The Oroville Spillway

How the crisis happened

The Oroville dam, inaugurated in 1968, had been built with a main spillway and a second spillway that would have been used only in an emergency. That emergency occurred for the first time almost fifty years later, in February 2017, the wettest winter in the last 100 years. A series of heavy rains lashed California and the dam, increasing its reservoir level. Water was sent pouring out over the main spillway, which could not take the pressure and developed a hole the size of a football field. To avoid the worst, the water was diverted to the emergency spillway, which cascaded down a hillside, quickly eroding it and placing the local population at risk.
The authorities were forced to order the evacuation of Oroville, the city 75 miles north of Sacramento, in a mass operation that involved almost 200,000 people.

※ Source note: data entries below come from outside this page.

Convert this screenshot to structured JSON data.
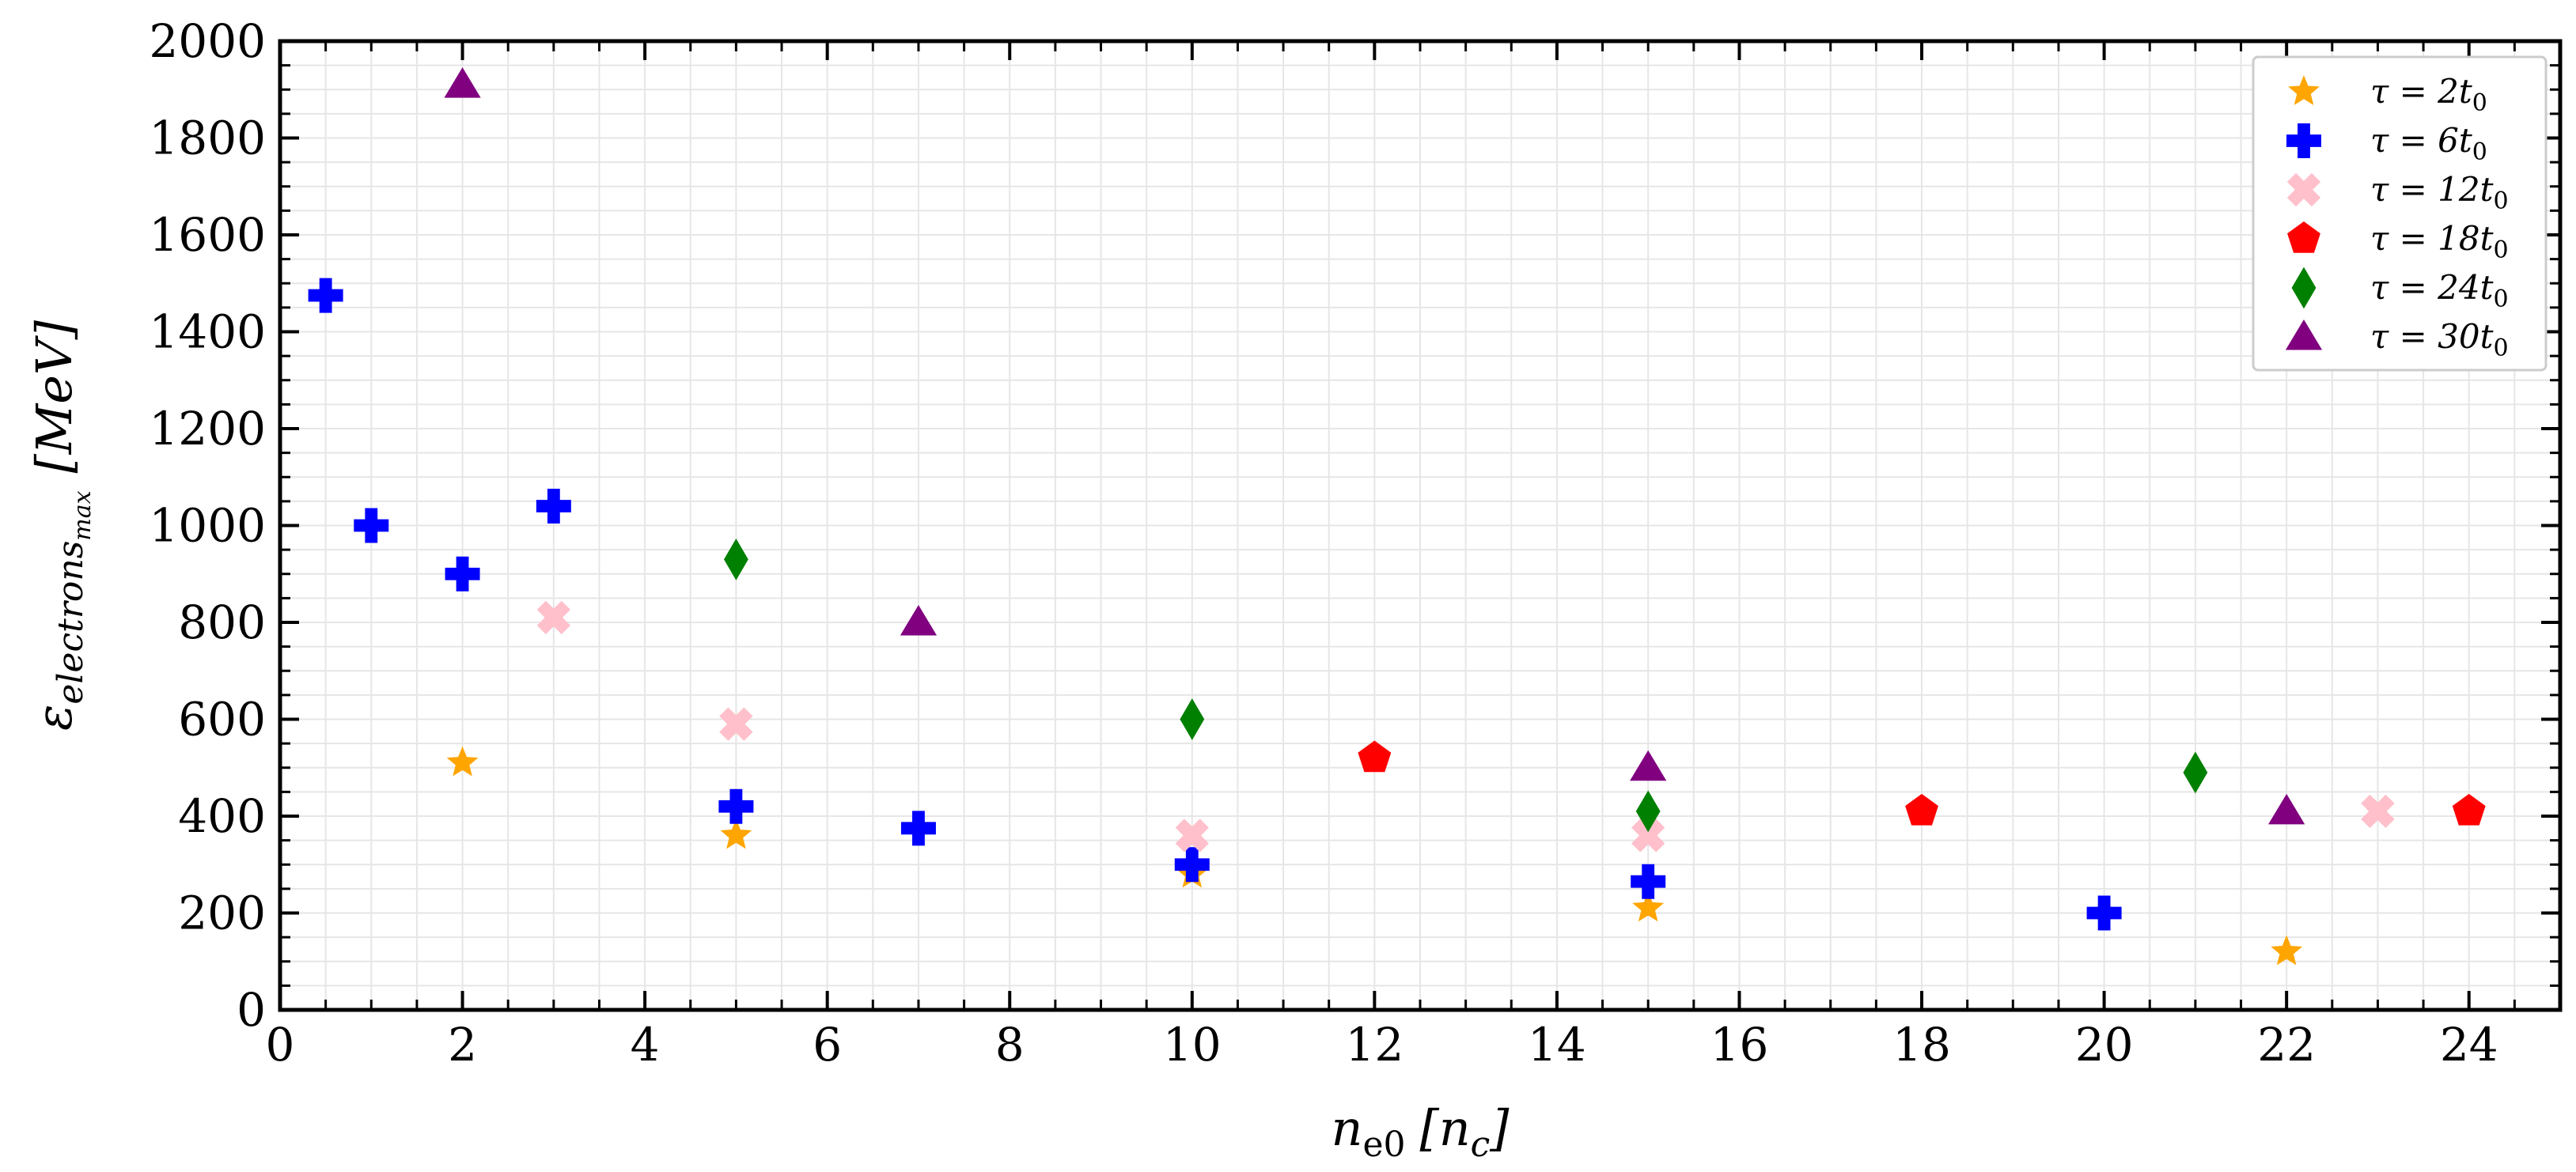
{
  "chart_data": {
    "type": "scatter",
    "title": "",
    "xlabel": "n_e0 [n_c]",
    "ylabel": "ε_electrons_max [MeV]",
    "xlabel_parts": {
      "main": "n",
      "sub": "e0",
      "units": "[n",
      "units_sub": "c",
      "close": "]"
    },
    "ylabel_parts": {
      "main": "ε",
      "sub": "electrons",
      "subsub": "max",
      "units": "[MeV]"
    },
    "xlim": [
      0,
      25
    ],
    "ylim": [
      0,
      2000
    ],
    "xticks": [
      0,
      2,
      4,
      6,
      8,
      10,
      12,
      14,
      16,
      18,
      20,
      22,
      24
    ],
    "yticks": [
      0,
      200,
      400,
      600,
      800,
      1000,
      1200,
      1400,
      1600,
      1800,
      2000
    ],
    "grid": true,
    "legend_position": "top-right",
    "series": [
      {
        "name": "τ = 2t0",
        "label_main": "τ = 2t",
        "label_sub": "0",
        "marker": "star",
        "color": "#FFA500",
        "points": [
          [
            2,
            510
          ],
          [
            5,
            360
          ],
          [
            10,
            280
          ],
          [
            15,
            210
          ],
          [
            22,
            120
          ]
        ]
      },
      {
        "name": "τ = 6t0",
        "label_main": "τ = 6t",
        "label_sub": "0",
        "marker": "plus",
        "color": "#0000FF",
        "points": [
          [
            0.5,
            1475
          ],
          [
            1,
            1000
          ],
          [
            2,
            900
          ],
          [
            3,
            1040
          ],
          [
            5,
            420
          ],
          [
            7,
            375
          ],
          [
            10,
            300
          ],
          [
            15,
            265
          ],
          [
            20,
            200
          ]
        ]
      },
      {
        "name": "τ = 12t0",
        "label_main": "τ = 12t",
        "label_sub": "0",
        "marker": "x",
        "color": "#FFC0CB",
        "points": [
          [
            3,
            810
          ],
          [
            5,
            590
          ],
          [
            10,
            360
          ],
          [
            15,
            360
          ],
          [
            23,
            410
          ]
        ]
      },
      {
        "name": "τ = 18t0",
        "label_main": "τ = 18t",
        "label_sub": "0",
        "marker": "pentagon",
        "color": "#FF0000",
        "points": [
          [
            12,
            520
          ],
          [
            18,
            410
          ],
          [
            24,
            410
          ]
        ]
      },
      {
        "name": "τ = 24t0",
        "label_main": "τ = 24t",
        "label_sub": "0",
        "marker": "diamond",
        "color": "#008000",
        "points": [
          [
            5,
            930
          ],
          [
            10,
            600
          ],
          [
            15,
            410
          ],
          [
            21,
            490
          ]
        ]
      },
      {
        "name": "τ = 30t0",
        "label_main": "τ = 30t",
        "label_sub": "0",
        "marker": "triangle",
        "color": "#800080",
        "points": [
          [
            2,
            1910
          ],
          [
            7,
            800
          ],
          [
            15,
            500
          ],
          [
            22,
            410
          ]
        ]
      }
    ]
  }
}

Oroville, an asset for the nation

The Oroville Dam is one of the great American dams, and California’s second-largest reservoir, where 4.3 trillion liters (1.1 trillion gallons) of water are collected.
The California Department of Water Resources financed its construction, which began in 1961 and ended in 1968, and also built the largest underground hydroelectric plant in the USA, the Edward Hyatt Pump-Generating Plant. The purpose of the work was threefold: to avoid flooding in the Sacramento valley, to manage the water supply of the area (in particular the San Joaquin Valley and Southern California), and to produce clean energy for the state of California.

California dams at risk

The crisis that hit the Oroville dam was a wake-up call for the whole of California. The state has 1,585 dams, 17 of which are in critical condition, according to the National Inventory of Dams written by the United States Army Corps of Engineers.
Most of the Californian dams were built between the 1960s and 1970s, and now require urgent maintenance work. The most urgently in need of care are the Anderson Dam and the Calaveras Dam, near San Jose. At the Lake Isabella Dam built in 1950, which is vulnerable to earthquakes, Californian authorities have lowered the water level limit.  
Dams are a problem not only in California, but throughout the United States. According to the American Association of Civil Engineers (ASCE), American dams have a serious aging problem. To fix the ones that place lives at risk today would take $45 billion, becoming $71 billion if we consider maintenance needed on all the dams, it said in a 2017 report.
A widespread emergency that, as events at Oroville demonstrate, must be addressed before it is too late.